I was caught off guard the other day when a women thanked me for saying thank you to her. Umm. Ok. She acted as if she hadn't heard those two simple words in years. Since that encounter, I've been thinking a lot about what it means to give thanks and how do I, as a parent, raise attitudes of gratitude.
The spirit of thankfulness is a complex one for young kids to grasp, but by modeling generosity in our everyday actions and by openly talking about the subject, your children will begin to absorb and emulate this emotion. And I’m not talking about the usual prompt, “What do you saaaay?” that we’ve all sung to our kids. Reminding kids to say thank you is simply a matter of politeness and doesn’t necessarily translate into a general attitude of gratitude.
So, how do we raise thankful children? According to Emily Geizer from Child Perspective; Real Parenting Solutions, here are four steps;
1. Make gratitude a habit. Spend time each day appreciating what you have (love, shelter, food, family, friends, courage). You might create a daily ritual or tradition to help you remember to be grateful and establish family traditions for thinking about what we are thankful for and sharing it with others. Maybe you have a thankful tree, journal, shoebox, tablecloth, calendar, or space on the refrigerator.
2. Adopt an attitude of gratitude. This means being thankful no matter what our situation in life. Thankfulness means that we are aware of both our blessings and disappointments but that we focus on the blessings.

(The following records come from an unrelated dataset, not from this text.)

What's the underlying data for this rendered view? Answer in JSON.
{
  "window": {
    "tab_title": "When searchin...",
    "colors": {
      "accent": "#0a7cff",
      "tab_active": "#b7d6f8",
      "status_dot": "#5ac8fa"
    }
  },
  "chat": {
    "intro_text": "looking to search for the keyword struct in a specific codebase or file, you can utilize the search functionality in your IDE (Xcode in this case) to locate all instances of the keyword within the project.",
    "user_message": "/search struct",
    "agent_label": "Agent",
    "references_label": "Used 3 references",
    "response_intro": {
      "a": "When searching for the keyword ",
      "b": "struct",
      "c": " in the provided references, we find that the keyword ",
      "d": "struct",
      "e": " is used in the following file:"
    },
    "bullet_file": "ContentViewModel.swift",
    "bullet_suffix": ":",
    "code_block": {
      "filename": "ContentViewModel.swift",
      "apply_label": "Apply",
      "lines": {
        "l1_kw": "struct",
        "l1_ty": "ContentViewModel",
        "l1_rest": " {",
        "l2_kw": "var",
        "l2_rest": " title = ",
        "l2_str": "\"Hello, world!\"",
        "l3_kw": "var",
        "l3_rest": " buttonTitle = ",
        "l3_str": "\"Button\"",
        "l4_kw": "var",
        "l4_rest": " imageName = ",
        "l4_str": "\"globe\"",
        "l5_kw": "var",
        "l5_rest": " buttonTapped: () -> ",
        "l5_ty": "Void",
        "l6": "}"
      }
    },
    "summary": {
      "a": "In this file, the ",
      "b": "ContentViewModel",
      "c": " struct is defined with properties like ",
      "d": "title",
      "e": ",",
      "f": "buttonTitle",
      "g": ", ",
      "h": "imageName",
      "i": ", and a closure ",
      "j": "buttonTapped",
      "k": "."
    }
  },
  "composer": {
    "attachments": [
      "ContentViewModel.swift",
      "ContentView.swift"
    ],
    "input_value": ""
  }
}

3. Express your thanks out loud. Don’t be quietly thankful. Your children need to know you are thankful for them, for your home, for friends, mentors, and for the other good things in your life. Celebrate your thankfulness often and initiate conversations.
4. Be generous or giving and express how it affects others. Talk about being on both sides: giving and receiving. There are many ways to give: donating blood, money, food, clothing, time, and/or energy. Share these experiences with your children. Many community service projects are appropriate for elementary aged children.
By establishing any one of these practices, you will raise thankful hearts that bicker less, need less, and whine less. Thankful hearts are always more content, more giving, and more joyful.
One of my favorite ways to emulate the above steps is to incorporate a "Thank Bank" into your household. All you need is a jar, some paper and pens. Make a rule that by dinner-time, everyone has to drop a note into the Thank Bank of what from their day they were thankful for. To liven up the dinner conversation, pull out the notes and have each person elaborate on why they were thankful for that specific thing.